Akhir abad ke-19 adalah zaman modernitas sebagai realitas yang dicapai, di mana sains dan teknologi, termasuk jaringan komunikasi massa dan transportasi, membentuk kembali persepsi manusia. Maka, tidak ada perbedaan yang jelas antara yang alamiah dan yang artifisial dalam pengalaman.Â
Memang, banyak pendukung postmodernisme menantang kelangsungan hidup perbedaan seperti pengadilan tout, melihat dalam modernisme yang dicapai munculnya masalah yang ditekan oleh tradisi filosofis. Konsekuensi dari modernisme yang dicapai adalah apa yang disebut oleh postmodernis sebagai derealisasi. De-realisasi mempengaruhi subjek dan objek pengalaman, sehingga rasa identitas, keteguhan, dan substansi mereka terganggu atau larut. Prekursor penting untuk gagasan ini ditemukan di Kierkegaard, Marx dan Nietzsche.
Kierkegaard, misalnya, menggambarkan masyarakat modern sebagai jaringan hubungan di mana individu diratakan menjadi hantu abstrak yang dikenal sebagai "publik" (Kierkegaard 1846). Publik modern, berbeda dengan komunitas kuno dan abad pertengahan, adalah ciptaan pers, yang merupakan satu-satunya instrumen yang mampu menyatukan massa individu yang tidak nyata "yang tidak pernah ada dan tidak pernah dapat bersatu dalam situasi atau organisasi aktual" (Kierkegaard). Dalam pengertian ini, masyarakat telah menjadi realisasi dari pemikiran abstrak, yang disatukan oleh media berbicara yang artifisial dan meresap ke mana-mana untuk semua orang dan tidak untuk siapa pun.Â
Sebaliknya, dalam Marx, memiliki analisis fetishisme komoditas (Marx 1867) di mana objek kehilangan soliditas nilai guna mereka dan menjadi figur spektral di bawah aspek nilai tukar. Sifat hantu mereka dihasilkan dari penyerapan mereka ke dalam jaringan hubungan sosial, di mana nilai-nilai mereka berfluktuasi secara independen dari keberadaan jasmani mereka. Subjek manusia sendiri mengalami de-realisasi ini karena komoditas adalah produk dari kerja mereka.

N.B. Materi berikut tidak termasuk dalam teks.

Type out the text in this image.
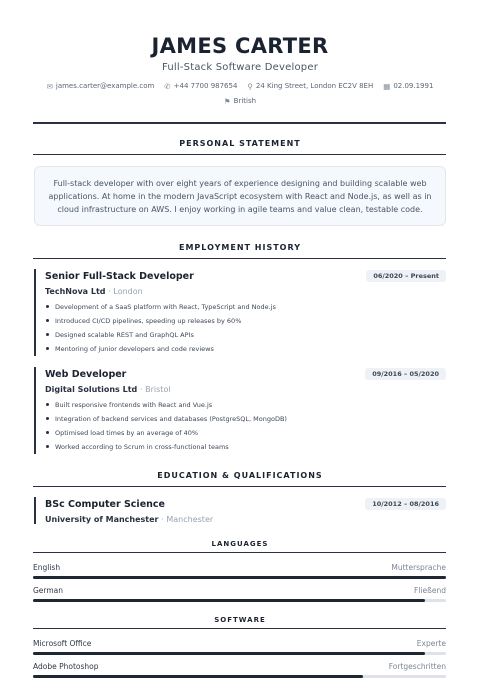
JAMES CARTER
Full-Stack Software Developer
✉ james.carter@example.com ✆ +44 7700 987654 ⚲ 24 King Street, London EC2V 8EH ▦ 02.09.1991
⚑ British
PERSONAL STATEMENT
Full-stack developer with over eight years of experience designing and building scalable web applications. At home in the modern JavaScript ecosystem with React and Node.js, as well as in cloud infrastructure on AWS. I enjoy working in agile teams and value clean, testable code.
EMPLOYMENT HISTORY
Senior Full-Stack Developer	06/2020 – Present
TechNova Ltd · London
Development of a SaaS platform with React, TypeScript and Node.js
Introduced CI/CD pipelines, speeding up releases by 60%
Designed scalable REST and GraphQL APIs
Mentoring of junior developers and code reviews
Web Developer	09/2016 – 05/2020
Digital Solutions Ltd · Bristol
Built responsive frontends with React and Vue.js
Integration of backend services and databases (PostgreSQL, MongoDB)
Optimised load times by an average of 40%
Worked according to Scrum in cross-functional teams
EDUCATION & QUALIFICATIONS
BSc Computer Science	10/2012 – 08/2016
University of Manchester · Manchester
LANGUAGES
English	Muttersprache
German	Fließend
SOFTWARE
Microsoft Office	Experte
Adobe Photoshop	Fortgeschritten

Istilah postmodernitas kontroversial: digunakan untuk satu hal dan kebalikannya. Postmodernitas adalah neokonservatisme, individualisme, masyarakat konsumen, hilangnya kesadaran historis... Tapi itu  merupakan dekonstruksi, pecahnya tatanan epistemik modern: dominasi-sistem-nalar, dll.  Postmodernitas  adalah feminisme gelombang ketiga;
Postmodernisme sebagian besar merupakan reaksi terhadap asumsi intelektual dan nilai-nilai periode modern dalam sejarah filsafat Barat (kira-kira, abad ke-17 hingga abad ke-19). Memang, banyak doktrin yang secara khas terkait dengan postmodernisme dapat digambarkan sebagai penolakan langsung dari sudut pandang filosofis umum yang diterima begitu saja selama abad ke-18 era Pencerahan.

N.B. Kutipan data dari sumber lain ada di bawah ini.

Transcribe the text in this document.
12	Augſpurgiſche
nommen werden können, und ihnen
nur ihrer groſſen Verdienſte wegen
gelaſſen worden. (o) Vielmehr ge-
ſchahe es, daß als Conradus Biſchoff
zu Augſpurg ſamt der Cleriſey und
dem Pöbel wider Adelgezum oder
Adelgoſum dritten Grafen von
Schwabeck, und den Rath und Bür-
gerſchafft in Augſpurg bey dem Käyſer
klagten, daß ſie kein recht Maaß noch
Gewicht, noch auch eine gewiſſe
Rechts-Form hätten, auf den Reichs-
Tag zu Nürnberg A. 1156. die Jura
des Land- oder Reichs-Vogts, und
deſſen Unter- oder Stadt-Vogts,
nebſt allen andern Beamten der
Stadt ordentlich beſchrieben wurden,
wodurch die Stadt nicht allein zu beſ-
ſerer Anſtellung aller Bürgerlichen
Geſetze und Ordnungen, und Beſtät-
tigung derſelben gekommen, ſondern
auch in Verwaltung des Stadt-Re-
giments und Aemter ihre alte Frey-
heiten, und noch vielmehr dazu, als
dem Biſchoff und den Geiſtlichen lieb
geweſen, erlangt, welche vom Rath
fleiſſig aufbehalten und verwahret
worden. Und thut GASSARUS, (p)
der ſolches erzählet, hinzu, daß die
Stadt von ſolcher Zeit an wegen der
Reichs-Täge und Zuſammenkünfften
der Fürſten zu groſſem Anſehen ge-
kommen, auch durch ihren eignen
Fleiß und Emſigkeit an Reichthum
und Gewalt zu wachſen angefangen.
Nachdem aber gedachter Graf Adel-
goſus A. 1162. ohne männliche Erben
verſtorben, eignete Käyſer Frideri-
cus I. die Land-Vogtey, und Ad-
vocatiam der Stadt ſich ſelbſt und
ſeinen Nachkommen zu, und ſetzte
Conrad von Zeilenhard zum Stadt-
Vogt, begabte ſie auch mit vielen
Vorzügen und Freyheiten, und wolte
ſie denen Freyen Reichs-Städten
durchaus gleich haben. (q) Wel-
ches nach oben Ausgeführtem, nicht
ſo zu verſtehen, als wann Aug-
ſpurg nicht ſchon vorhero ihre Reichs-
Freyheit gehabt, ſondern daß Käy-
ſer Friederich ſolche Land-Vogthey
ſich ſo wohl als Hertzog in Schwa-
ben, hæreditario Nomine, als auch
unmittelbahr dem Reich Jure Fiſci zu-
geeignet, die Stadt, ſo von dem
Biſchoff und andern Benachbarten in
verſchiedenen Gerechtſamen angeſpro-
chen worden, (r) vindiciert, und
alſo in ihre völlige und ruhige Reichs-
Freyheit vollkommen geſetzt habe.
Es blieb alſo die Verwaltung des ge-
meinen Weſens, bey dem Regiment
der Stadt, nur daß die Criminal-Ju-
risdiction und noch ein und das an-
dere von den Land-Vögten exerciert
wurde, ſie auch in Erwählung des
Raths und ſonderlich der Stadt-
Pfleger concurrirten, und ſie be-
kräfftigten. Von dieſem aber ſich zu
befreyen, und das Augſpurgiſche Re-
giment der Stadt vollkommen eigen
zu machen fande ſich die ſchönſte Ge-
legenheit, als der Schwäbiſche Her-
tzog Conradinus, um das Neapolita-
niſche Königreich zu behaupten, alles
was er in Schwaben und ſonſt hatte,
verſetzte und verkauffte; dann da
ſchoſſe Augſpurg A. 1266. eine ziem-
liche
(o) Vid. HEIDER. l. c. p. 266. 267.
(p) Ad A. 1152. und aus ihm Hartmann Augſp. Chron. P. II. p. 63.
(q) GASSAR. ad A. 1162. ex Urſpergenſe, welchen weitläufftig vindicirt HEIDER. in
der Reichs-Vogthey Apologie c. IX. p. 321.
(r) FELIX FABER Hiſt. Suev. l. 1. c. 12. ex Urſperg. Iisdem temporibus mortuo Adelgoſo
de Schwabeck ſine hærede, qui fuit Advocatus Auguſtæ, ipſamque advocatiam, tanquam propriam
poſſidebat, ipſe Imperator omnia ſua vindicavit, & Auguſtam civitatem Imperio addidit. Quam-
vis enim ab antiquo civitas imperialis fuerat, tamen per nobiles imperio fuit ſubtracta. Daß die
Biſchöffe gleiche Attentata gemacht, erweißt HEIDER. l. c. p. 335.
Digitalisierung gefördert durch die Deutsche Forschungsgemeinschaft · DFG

Postmodernitas memiliki implikasi transendental untuk memahami waktu sejarah kita sehingga pembukaan perdebatan menjadi hampir wajib; bentuknya adalah yang paling kecil, tetapi jika ini -dalam hal ini melalui ironi dan kemarahan yang ringan- dapat membantu dalam tugas tersebut, maka lanjutkan.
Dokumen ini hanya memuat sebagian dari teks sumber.